I have decided to use Jsoup to make a crawler. But the problem is that the posts are dynamically brought with Ajax request. The request is made using Show more button
This button causes the problems
When the entire content is shown it should look like this with the text "All Messages Loaded"
import java.io.IOException;
import java.util.ArrayList;
import java.util.logging.Level;
import java.util.logging.Logger;
import org.jsoup.Jsoup;
import org.jsoup.nodes.Document;
import org.jsoup.nodes.Element;
import org.jsoup.select.Elements;
import org.openqa.selenium.*;
import org.openqa.selenium.chrome.*;
/**
*
* @author Ahmed
*/
public class Crawler {
public static void main(String args[]) {
Document search_result;
String requested[] = new String[]{"aspirin"/*, "Fentanyl"*/};
ArrayList<Newsfeed_item> threads = new ArrayList();
String query = "https://www.dailystrength.org/search?query=";
try {
for (int i = 0; i < requested.length; i++) {
search_result = Jsoup.connect(query+requested[i]+"&type=discussion").get();
Elements posts = search_result.getElementsByClass("newsfeed__item");
for (Element item : posts) {
Elements link=item.getElementsByClass("newsfeed__btn-container posts__discuss-btn");
Newsfeed_item currentItem=new Newsfeed_item();
currentItem.replysLink=link.attr("abs:href");
Document reply_result=Jsoup.connect(currentItem.replysLink).get();
Elements description = reply_result.getElementsByClass("posts__content");
currentItem.description=description.text();
currentItem.subject=requested[i];
System.out.println(currentItem);
}
}
} catch (IOException ex) {
Logger.getLogger(Crawler.class.getName()).log(Level.SEVERE, null, ex);
}
}
}
This code gives me only the few posts that are shown and not the hidden posts. I understood that JSoup can't be used for this issue so I tried to find sources for selenium to show the full content and download it for crawling.

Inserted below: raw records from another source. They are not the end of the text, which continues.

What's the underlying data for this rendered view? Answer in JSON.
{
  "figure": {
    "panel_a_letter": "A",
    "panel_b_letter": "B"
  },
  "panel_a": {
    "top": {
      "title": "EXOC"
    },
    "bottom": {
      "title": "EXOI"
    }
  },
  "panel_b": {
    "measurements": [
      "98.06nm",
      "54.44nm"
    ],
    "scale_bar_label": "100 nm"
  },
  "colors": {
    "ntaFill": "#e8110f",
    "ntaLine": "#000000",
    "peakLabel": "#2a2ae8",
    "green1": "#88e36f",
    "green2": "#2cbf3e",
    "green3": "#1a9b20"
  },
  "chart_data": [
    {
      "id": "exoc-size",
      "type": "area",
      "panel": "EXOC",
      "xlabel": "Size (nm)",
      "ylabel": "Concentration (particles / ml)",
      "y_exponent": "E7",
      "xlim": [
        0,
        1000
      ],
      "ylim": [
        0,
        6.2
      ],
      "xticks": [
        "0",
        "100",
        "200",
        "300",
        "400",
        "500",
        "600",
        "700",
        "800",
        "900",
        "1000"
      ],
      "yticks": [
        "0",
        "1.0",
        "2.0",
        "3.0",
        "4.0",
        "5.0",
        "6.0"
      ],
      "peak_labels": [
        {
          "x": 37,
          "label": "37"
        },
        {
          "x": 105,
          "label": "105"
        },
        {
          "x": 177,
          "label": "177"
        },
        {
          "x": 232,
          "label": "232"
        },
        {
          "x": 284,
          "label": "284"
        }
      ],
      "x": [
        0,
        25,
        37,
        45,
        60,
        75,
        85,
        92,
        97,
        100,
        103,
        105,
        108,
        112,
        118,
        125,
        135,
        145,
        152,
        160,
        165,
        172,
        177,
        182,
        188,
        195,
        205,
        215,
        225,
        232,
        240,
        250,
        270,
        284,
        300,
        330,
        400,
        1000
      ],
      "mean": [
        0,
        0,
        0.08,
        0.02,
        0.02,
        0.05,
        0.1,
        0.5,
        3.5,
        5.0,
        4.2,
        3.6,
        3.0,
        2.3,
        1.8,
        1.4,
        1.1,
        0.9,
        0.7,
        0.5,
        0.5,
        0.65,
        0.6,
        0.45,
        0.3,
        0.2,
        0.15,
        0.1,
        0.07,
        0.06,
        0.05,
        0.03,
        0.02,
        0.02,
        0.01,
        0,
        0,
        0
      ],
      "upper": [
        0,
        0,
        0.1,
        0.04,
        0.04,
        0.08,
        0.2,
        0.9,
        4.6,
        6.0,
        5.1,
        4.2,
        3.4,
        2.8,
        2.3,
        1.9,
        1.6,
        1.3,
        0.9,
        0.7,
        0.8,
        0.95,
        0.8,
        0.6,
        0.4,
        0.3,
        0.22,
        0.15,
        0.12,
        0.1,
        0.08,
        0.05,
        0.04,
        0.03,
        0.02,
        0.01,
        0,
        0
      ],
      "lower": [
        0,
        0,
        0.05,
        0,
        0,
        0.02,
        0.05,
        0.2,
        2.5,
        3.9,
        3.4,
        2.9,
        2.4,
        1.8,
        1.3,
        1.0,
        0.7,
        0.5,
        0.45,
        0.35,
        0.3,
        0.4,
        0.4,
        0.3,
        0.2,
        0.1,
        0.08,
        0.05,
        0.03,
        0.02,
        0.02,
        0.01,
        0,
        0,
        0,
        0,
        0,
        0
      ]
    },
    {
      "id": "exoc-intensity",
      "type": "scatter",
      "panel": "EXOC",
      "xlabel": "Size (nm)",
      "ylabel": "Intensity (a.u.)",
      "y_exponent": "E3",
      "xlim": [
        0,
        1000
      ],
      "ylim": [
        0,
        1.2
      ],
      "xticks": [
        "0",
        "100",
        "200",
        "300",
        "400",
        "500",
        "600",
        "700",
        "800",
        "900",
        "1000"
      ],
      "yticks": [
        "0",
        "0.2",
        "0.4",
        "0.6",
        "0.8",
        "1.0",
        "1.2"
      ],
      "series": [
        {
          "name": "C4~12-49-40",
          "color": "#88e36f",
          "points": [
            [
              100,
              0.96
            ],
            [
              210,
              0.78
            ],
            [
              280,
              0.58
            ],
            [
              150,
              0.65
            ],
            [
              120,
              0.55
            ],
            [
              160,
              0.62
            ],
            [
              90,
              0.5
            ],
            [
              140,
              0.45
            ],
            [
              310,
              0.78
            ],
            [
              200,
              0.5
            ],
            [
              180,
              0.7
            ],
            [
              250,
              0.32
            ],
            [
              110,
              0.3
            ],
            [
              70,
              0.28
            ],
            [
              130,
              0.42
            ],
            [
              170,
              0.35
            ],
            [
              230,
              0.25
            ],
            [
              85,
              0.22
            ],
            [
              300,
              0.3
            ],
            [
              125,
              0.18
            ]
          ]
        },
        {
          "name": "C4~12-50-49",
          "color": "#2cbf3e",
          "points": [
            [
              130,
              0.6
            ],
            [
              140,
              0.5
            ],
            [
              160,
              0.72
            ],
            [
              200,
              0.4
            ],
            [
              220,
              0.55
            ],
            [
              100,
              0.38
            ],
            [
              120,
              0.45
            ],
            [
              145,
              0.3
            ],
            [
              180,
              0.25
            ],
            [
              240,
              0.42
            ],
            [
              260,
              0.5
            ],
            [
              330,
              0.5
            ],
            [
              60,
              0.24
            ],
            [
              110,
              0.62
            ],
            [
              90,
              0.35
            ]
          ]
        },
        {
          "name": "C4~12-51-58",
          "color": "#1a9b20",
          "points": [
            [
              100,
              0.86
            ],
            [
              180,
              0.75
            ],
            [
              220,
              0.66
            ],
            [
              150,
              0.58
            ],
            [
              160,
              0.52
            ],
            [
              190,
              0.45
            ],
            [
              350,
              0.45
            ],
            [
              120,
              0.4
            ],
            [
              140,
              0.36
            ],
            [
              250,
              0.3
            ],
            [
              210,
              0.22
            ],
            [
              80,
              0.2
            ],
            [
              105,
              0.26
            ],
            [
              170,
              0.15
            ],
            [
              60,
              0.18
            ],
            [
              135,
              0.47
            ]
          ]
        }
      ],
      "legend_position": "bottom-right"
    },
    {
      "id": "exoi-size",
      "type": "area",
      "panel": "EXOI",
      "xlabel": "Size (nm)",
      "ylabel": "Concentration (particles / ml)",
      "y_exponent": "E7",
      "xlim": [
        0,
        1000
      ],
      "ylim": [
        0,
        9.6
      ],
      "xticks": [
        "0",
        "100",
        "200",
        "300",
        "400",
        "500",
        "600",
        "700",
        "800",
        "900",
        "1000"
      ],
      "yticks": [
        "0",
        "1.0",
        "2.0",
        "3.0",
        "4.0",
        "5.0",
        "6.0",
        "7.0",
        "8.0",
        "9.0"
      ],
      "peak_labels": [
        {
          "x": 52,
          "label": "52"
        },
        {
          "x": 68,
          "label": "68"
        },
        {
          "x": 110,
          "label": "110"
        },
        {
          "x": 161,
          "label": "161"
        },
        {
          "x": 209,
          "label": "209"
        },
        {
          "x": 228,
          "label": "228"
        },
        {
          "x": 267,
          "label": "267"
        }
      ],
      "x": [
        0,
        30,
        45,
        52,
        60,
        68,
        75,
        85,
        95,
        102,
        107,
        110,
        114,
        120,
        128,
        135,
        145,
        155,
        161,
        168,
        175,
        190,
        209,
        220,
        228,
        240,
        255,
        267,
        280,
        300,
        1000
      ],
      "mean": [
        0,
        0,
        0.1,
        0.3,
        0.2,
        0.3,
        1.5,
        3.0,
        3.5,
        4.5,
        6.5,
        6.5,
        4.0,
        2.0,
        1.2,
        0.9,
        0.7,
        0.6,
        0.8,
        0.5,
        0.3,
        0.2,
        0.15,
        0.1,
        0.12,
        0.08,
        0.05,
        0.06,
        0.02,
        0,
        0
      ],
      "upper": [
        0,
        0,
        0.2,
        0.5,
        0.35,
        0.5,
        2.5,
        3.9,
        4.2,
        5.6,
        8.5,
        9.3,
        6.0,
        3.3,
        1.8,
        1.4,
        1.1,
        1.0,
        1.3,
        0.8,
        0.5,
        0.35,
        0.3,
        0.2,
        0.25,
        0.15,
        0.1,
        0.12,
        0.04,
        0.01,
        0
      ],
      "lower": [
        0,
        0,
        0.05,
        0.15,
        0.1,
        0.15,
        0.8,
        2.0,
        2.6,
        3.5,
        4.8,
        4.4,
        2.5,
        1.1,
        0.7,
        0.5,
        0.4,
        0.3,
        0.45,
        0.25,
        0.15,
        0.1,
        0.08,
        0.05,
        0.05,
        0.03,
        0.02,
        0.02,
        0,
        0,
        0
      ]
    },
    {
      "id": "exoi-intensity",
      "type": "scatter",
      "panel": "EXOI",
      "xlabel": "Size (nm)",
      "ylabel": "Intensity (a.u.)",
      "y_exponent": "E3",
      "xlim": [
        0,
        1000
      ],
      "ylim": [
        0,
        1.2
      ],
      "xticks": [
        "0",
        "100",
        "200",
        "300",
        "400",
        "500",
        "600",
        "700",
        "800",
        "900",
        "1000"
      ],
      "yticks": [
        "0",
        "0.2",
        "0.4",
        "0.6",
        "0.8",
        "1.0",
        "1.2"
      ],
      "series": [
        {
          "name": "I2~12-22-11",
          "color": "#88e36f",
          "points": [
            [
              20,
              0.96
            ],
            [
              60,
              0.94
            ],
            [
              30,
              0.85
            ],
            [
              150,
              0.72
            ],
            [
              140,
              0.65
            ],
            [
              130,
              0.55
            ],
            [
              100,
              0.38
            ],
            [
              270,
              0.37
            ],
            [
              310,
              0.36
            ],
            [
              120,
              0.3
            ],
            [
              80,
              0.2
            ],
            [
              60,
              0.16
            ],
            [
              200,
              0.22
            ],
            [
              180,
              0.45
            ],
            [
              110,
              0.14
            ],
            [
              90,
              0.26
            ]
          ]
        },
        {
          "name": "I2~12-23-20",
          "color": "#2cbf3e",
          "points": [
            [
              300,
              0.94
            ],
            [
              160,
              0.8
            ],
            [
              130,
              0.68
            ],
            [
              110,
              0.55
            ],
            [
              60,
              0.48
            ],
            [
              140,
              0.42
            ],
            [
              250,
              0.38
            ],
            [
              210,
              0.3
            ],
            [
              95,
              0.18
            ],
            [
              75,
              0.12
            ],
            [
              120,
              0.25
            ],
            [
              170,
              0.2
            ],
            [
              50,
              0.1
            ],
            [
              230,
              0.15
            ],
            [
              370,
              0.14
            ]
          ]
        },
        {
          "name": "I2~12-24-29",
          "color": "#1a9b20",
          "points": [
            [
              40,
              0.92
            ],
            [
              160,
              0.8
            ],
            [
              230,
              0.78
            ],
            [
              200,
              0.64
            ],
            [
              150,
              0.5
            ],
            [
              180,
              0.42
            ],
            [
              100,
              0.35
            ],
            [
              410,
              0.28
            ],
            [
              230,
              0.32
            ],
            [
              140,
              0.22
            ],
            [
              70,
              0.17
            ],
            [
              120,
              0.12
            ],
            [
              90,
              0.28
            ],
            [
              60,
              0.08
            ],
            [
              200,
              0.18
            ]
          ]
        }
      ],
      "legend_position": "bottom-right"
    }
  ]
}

I can't find any sources, and the only code found to try for initial understanding from
https://www.youtube.com/watch?v=g1IbI_qYsDg
Gives me this error
Exception in thread "main" java.lang.IllegalStateException: The path to the driver executable must be set by the webdriver.gecko.driver system property; for more information, see https://github.com/mozilla/geckodriver. The latest version can be downloaded from https://github.com/mozilla/geckodriver/releases
at com.google.common.base.Preconditions.checkState(Preconditions.java:847)
at org.openqa.selenium.remote.service.DriverService.findExecutable(DriverService.java:134)
at org.openqa.selenium.firefox.GeckoDriverService.access$100(GeckoDriverService.java:44)
at org.openqa.selenium.firefox.GeckoDriverService$Builder.findDefaultExecutable(GeckoDriverService.java:167)
at org.openqa.selenium.remote.service.DriverService$Builder.build(DriverService.java:355)
at org.openqa.selenium.firefox.FirefoxDriver.toExecutor(FirefoxDriver.java:190)
at org.openqa.selenium.firefox.FirefoxDriver.<init>(FirefoxDriver.java:147)
at org.openqa.selenium.firefox.FirefoxDriver.<init>(FirefoxDriver.java:125)
at SeleniumTest.main(SeleniumTest.java:14)
C:\Users\Ahmed\AppData\Local\NetBeans\Cache\8.2\executor-snippets\run.xml:53: Java returned: 1
BUILD FAILED (total time: 0 seconds)
Any help or sample code or alternatives? I just need to get the full page and I use the crawler I have. Or make a completely new crawler but than I can't find code and I run into errors.